Rhode Island is considering a statewide ban on declaw surgery—a traumatic procedure that can cause permanent harm to cats. Alley Cat Allies is mobilizing local supporters to speak out in favor of the bill and help protect cats in their state.
The Rhode Island House Committee on Health, Education, and Welfare will discuss House Bill 5073, which prohibits declawing, at its meeting on Wednesday, February 27. If the bill passes in the House committee, it will be the first step toward becoming a law that will safeguard the health and wellbeing of cats.
Declawing is no nail trim. It is the surgical amputation of the last joints of a cat’s toes. The procedure can cause chronic pain and long-lasting trauma that could lead to behavioral issues. Cats rely on their claws to protect themselves and for grooming needs. Post-surgery pain in their paws can cause cats to avoid the litterbox. Without the natural protection of their claws, cats can also become more aggressive and are more likely to bite. These are among the most common reasons cats are relinquished to animal shelters.

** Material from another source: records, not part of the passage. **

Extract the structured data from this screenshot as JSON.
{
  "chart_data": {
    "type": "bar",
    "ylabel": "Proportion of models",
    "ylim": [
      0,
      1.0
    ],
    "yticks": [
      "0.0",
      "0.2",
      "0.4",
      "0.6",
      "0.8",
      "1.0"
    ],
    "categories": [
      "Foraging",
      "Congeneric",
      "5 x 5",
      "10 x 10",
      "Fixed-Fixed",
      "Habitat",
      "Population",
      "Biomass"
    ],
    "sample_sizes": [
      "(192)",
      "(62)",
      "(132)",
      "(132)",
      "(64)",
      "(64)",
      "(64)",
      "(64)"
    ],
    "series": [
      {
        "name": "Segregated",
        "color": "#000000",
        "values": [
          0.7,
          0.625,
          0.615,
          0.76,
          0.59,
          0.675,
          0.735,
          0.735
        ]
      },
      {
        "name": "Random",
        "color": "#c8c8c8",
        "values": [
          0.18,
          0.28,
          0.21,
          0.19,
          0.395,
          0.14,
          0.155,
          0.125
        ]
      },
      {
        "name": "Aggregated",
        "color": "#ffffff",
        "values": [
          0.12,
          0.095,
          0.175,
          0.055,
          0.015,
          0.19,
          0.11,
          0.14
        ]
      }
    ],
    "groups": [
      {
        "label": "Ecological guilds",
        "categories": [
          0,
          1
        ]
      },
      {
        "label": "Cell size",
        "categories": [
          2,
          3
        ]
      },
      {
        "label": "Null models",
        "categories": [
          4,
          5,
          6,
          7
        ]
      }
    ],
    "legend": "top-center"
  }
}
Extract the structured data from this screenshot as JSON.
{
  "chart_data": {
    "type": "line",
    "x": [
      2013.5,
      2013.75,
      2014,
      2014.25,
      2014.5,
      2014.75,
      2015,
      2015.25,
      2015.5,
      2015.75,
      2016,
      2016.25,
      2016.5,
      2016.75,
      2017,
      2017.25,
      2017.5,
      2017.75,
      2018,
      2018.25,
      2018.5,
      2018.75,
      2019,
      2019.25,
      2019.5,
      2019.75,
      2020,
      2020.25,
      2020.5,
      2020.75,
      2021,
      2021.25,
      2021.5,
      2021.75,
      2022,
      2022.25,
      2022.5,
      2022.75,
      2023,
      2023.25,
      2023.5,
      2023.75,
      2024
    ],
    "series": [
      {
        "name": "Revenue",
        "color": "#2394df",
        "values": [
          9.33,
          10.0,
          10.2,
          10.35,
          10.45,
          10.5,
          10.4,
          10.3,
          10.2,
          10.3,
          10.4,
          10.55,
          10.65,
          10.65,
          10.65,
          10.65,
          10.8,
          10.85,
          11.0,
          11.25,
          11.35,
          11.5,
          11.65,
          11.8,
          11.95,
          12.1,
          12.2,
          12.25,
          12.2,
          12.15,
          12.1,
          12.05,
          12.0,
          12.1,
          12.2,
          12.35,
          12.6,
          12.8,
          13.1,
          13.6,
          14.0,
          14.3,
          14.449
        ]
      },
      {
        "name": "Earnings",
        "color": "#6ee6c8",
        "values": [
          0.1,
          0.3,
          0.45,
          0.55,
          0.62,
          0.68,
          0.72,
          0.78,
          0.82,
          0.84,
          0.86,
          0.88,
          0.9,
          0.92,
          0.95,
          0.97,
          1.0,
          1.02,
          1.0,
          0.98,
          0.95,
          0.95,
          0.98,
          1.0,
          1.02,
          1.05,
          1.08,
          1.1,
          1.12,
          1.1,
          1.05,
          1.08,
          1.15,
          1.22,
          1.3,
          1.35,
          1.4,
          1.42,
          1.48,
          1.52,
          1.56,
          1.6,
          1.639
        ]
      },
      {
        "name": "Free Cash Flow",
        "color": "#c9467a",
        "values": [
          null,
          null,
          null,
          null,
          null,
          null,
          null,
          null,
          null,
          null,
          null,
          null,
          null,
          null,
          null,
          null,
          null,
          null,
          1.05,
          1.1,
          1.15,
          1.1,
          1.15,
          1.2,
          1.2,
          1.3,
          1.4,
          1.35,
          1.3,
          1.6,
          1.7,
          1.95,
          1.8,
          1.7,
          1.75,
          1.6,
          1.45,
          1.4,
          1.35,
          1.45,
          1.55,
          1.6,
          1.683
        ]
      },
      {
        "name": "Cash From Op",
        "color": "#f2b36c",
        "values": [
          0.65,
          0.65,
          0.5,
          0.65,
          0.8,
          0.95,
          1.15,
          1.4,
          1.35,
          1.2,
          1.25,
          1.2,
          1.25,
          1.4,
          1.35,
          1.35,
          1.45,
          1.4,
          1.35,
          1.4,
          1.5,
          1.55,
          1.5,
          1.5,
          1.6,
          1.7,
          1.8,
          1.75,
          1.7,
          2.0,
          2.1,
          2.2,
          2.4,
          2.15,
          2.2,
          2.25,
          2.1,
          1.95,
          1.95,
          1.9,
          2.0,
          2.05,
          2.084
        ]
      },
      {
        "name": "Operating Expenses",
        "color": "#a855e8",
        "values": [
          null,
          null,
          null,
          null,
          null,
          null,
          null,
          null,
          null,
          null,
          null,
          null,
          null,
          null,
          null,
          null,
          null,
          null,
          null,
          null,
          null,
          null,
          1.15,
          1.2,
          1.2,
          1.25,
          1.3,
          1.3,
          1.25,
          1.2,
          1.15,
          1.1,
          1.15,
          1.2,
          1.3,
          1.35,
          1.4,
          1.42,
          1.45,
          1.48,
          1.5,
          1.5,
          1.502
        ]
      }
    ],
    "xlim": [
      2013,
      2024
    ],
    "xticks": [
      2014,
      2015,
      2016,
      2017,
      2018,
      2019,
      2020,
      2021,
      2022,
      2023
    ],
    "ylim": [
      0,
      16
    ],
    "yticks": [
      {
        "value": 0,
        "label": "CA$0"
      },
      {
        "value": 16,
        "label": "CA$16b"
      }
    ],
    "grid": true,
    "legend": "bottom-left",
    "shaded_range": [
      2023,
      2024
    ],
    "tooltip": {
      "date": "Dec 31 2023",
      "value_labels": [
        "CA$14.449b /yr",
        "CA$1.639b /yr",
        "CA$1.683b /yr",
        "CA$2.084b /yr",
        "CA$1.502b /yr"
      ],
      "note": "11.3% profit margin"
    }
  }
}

Cats are almost always declawed to prevent unwanted scratching behavior. But many safe, affordable and humane alternatives are widely available, including scratching posts, deterrent sprays, and vinyl nail caps.
Rhode Island is one of several states, including West Virginia and New Jersey, considering declaw bans this year. To date, nine cities in the United States, four Canadian provinces, and at least 41 countries have outlawed declawing.